次に山内祐平(東京大学情報学環学環長・学際情報学府学府長)委員に「生涯学習におけるオンライン教育」について報告していただきました。

山内委員は、「MOOC(Massive Open Online Course /大規模公開オンライン講座)という大学や企業・生涯学習機関がオンラインの講座を無償で受講できる仕組みについて、その運営に関わっていらっしゃる立場からの実証的な視点から報告してくださいました。

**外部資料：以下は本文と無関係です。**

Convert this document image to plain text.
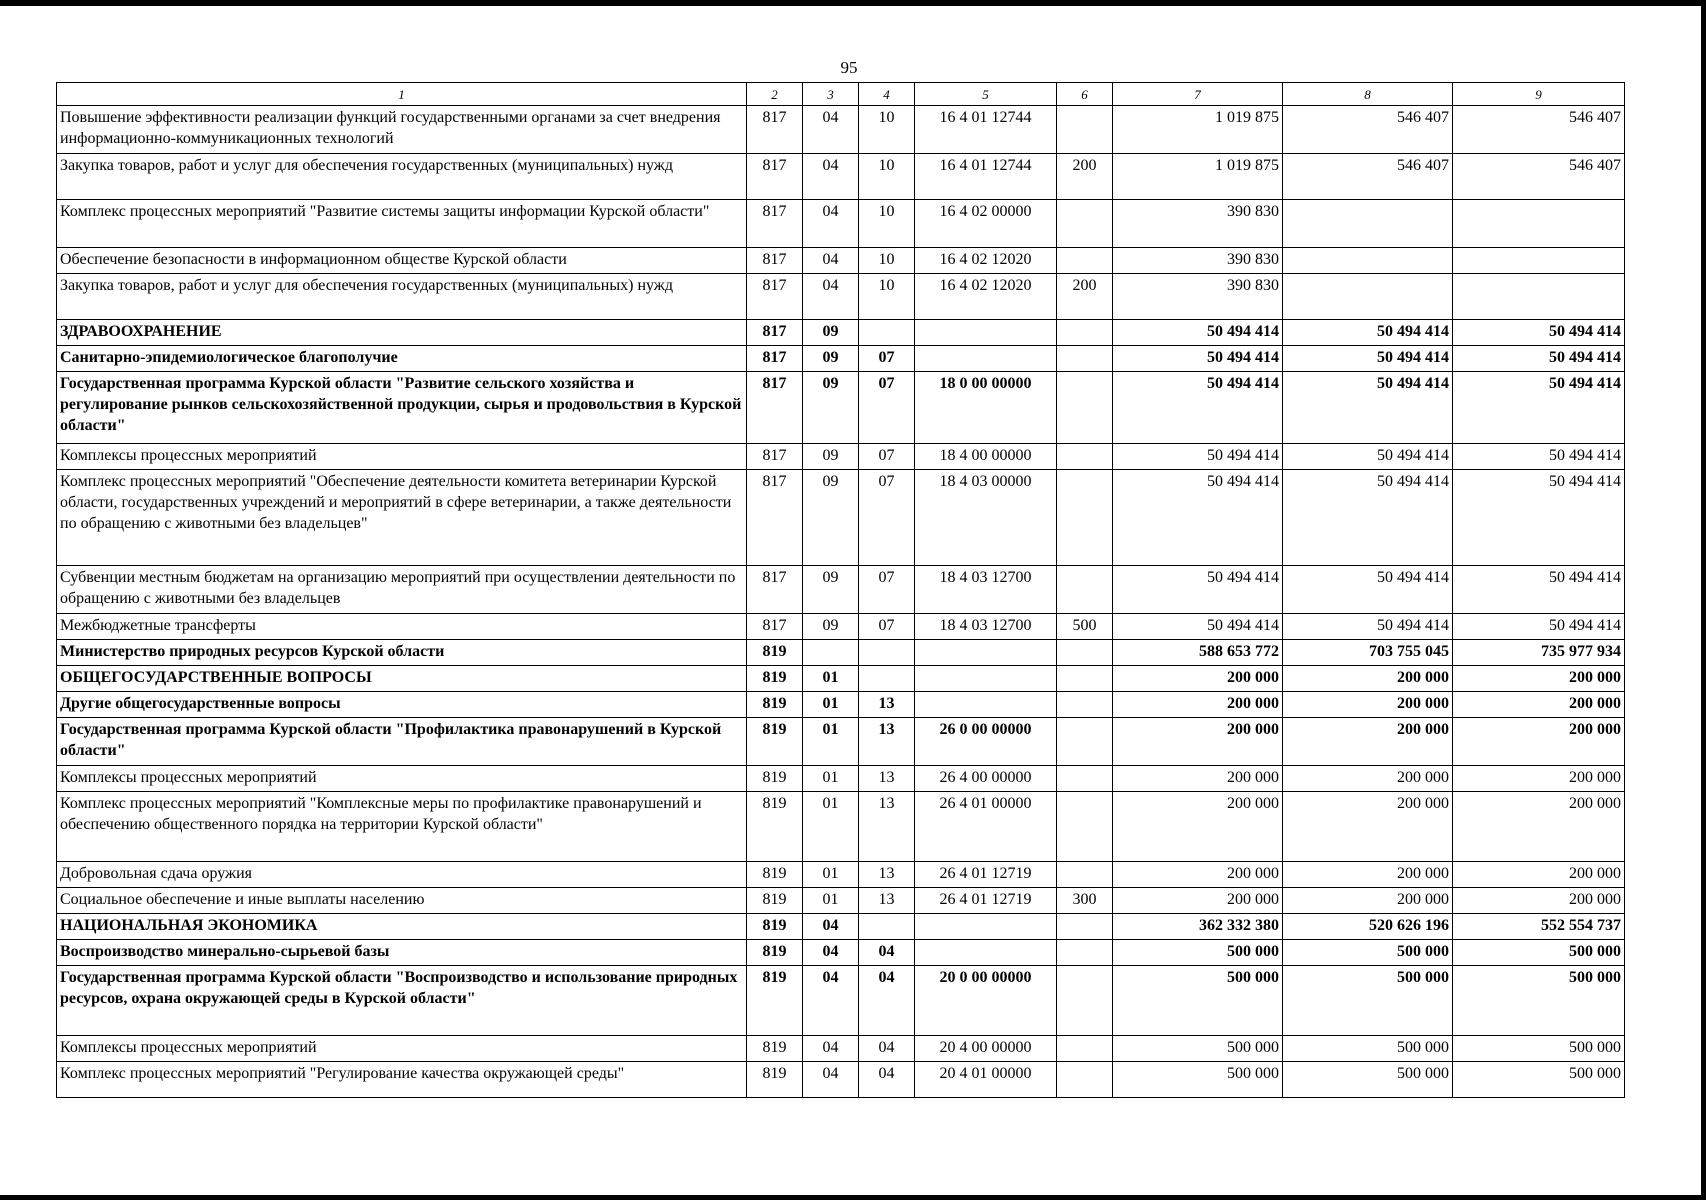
95
1	2	3	4	5	6	7	8	9
Повышение эффективности реализации функций государственными органами за счет внедрения информационно-коммуникационных технологий	817	04	10	16 4 01 12744		1 019 875	546 407	546 407
Закупка товаров, работ и услуг для обеспечения государственных (муниципальных) нужд	817	04	10	16 4 01 12744	200	1 019 875	546 407	546 407
Комплекс процессных мероприятий "Развитие системы защиты информации Курской области"	817	04	10	16 4 02 00000		390 830		
Обеспечение безопасности в информационном обществе Курской области	817	04	10	16 4 02 12020		390 830		
Закупка товаров, работ и услуг для обеспечения государственных (муниципальных) нужд	817	04	10	16 4 02 12020	200	390 830		
ЗДРАВООХРАНЕНИЕ	817	09				50 494 414	50 494 414	50 494 414
Санитарно-эпидемиологическое благополучие	817	09	07			50 494 414	50 494 414	50 494 414
Государственная программа Курской области "Развитие сельского хозяйства и регулирование рынков сельскохозяйственной продукции, сырья и продовольствия в Курской области"	817	09	07	18 0 00 00000		50 494 414	50 494 414	50 494 414
Комплексы процессных мероприятий	817	09	07	18 4 00 00000		50 494 414	50 494 414	50 494 414
Комплекс процессных мероприятий "Обеспечение деятельности комитета ветеринарии Курской области, государственных учреждений и мероприятий в сфере ветеринарии, а также деятельности по обращению с животными без владельцев"	817	09	07	18 4 03 00000		50 494 414	50 494 414	50 494 414
Субвенции местным бюджетам на организацию мероприятий при осуществлении деятельности по обращению с животными без владельцев	817	09	07	18 4 03 12700		50 494 414	50 494 414	50 494 414
Межбюджетные трансферты	817	09	07	18 4 03 12700	500	50 494 414	50 494 414	50 494 414
Министерство природных ресурсов Курской области	819					588 653 772	703 755 045	735 977 934
ОБЩЕГОСУДАРСТВЕННЫЕ ВОПРОСЫ	819	01				200 000	200 000	200 000
Другие общегосударственные вопросы	819	01	13			200 000	200 000	200 000
Государственная программа Курской области "Профилактика правонарушений в Курской области"	819	01	13	26 0 00 00000		200 000	200 000	200 000
Комплексы процессных мероприятий	819	01	13	26 4 00 00000		200 000	200 000	200 000
Комплекс процессных мероприятий "Комплексные меры по профилактике правонарушений и обеспечению общественного порядка на территории Курской области"	819	01	13	26 4 01 00000		200 000	200 000	200 000
Добровольная сдача оружия	819	01	13	26 4 01 12719		200 000	200 000	200 000
Социальное обеспечение и иные выплаты населению	819	01	13	26 4 01 12719	300	200 000	200 000	200 000
НАЦИОНАЛЬНАЯ ЭКОНОМИКА	819	04				362 332 380	520 626 196	552 554 737
Воспроизводство минерально-сырьевой базы	819	04	04			500 000	500 000	500 000
Государственная программа Курской области "Воспроизводство и использование природных ресурсов, охрана окружающей среды в Курской области"	819	04	04	20 0 00 00000		500 000	500 000	500 000
Комплексы процессных мероприятий	819	04	04	20 4 00 00000		500 000	500 000	500 000
Комплекс процессных мероприятий "Регулирование качества окружающей среды"	819	04	04	20 4 01 00000		500 000	500 000	500 000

「MOOC」は履修は無料ですが、履修証明証は有料(1コース数千円程度)であり、それが運営に充てられています。
山内委員は、受講状況や反転学習の実施等による学習効果の検証をもとに、まとめとして、

• オンライン学習は人生100年時代に必要な 多様な知識を学ぶ機会を提供できる。
• 対面の協調学習と組み合わせることで、 より高度な能力獲得につなげることができる。

という2点を提示しました。

お二人の報告を受けた意見交換では、学校教育においてGIGAスクール構想が推進される現代社会にあって、生涯学習・社会教育の場においても、最適なデジタル化が有用であること、その際、個人的な知識の習得に果たす機能と、地域課題の解決に向けた機能とは分けて考えていく必要が提起されました。
また、オンラインでの学習と、対面による協働型学習の組み合わせのメリットも確認されました。
特に、デザイン教育の大学院でも多世代多職種の学生の学びがあるとともに、「MOOC」の対面の反転学習では小学生から高齢者までの多世代多職種の参加と協働型学習があり、生涯学習・社会教育の場での応用の可能性が期待されます。

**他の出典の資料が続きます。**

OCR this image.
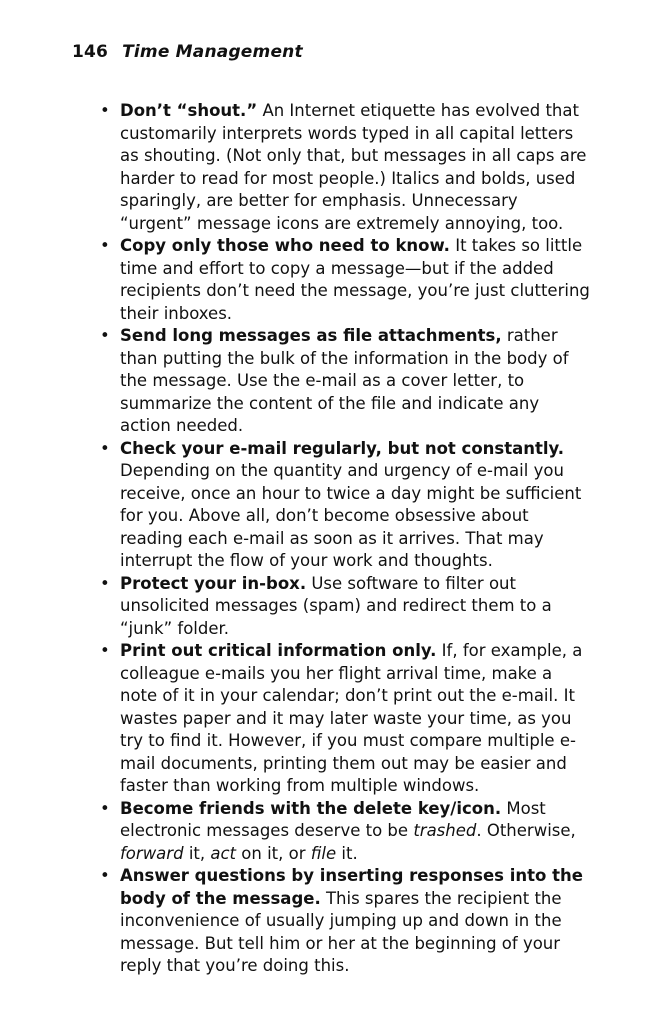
146 Time Management

• Don’t “shout.” An Internet etiquette has evolved that customarily interprets words typed in all capital letters as shouting. (Not only that, but messages in all caps are harder to read for most people.) Italics and bolds, used sparingly, are better for emphasis. Unnecessary “urgent” message icons are extremely annoying, too.

• Copy only those who need to know. It takes so little time and effort to copy a message—but if the added recipients don’t need the message, you’re just cluttering their inboxes.

• Send long messages as file attachments, rather than putting the bulk of the information in the body of the message. Use the e-mail as a cover letter, to summarize the content of the file and indicate any action needed.

• Check your e-mail regularly, but not constantly. Depending on the quantity and urgency of e-mail you receive, once an hour to twice a day might be sufficient for you. Above all, don’t become obsessive about reading each e-mail as soon as it arrives. That may interrupt the flow of your work and thoughts.

• Protect your in-box. Use software to filter out unsolicited messages (spam) and redirect them to a “junk” folder.

• Print out critical information only. If, for example, a colleague e-mails you her flight arrival time, make a note of it in your calendar; don’t print out the e-mail. It wastes paper and it may later waste your time, as you try to find it. However, if you must compare multiple e-mail documents, printing them out may be easier and faster than working from multiple windows.

• Become friends with the delete key/icon. Most electronic messages deserve to be trashed. Otherwise, forward it, act on it, or file it.

• Answer questions by inserting responses into the body of the message. This spares the recipient the inconvenience of usually jumping up and down in the message. But tell him or her at the beginning of your reply that you’re doing this.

2つの報告を受けた意見交換の後、「今期の生涯学習分科会の議論の方向性について 清原・牧野メモ 20211221」が、牧野篤副分科会長から説明され、委員間で共有されました。
特に、
「今後の政策提言に結び付くような議論へ」として

○社会基盤形成・総合行政としての社会教育・生涯学習
○地域コミュニティの基盤としての社会教育施設等の機能の強化
○デジタル社会において社会的包摂を実現するために求められる生涯学習・社会教育の振興方策等

についてなどを共有して、今後の審議について、この資料をもとにして深めていくことが確認されました。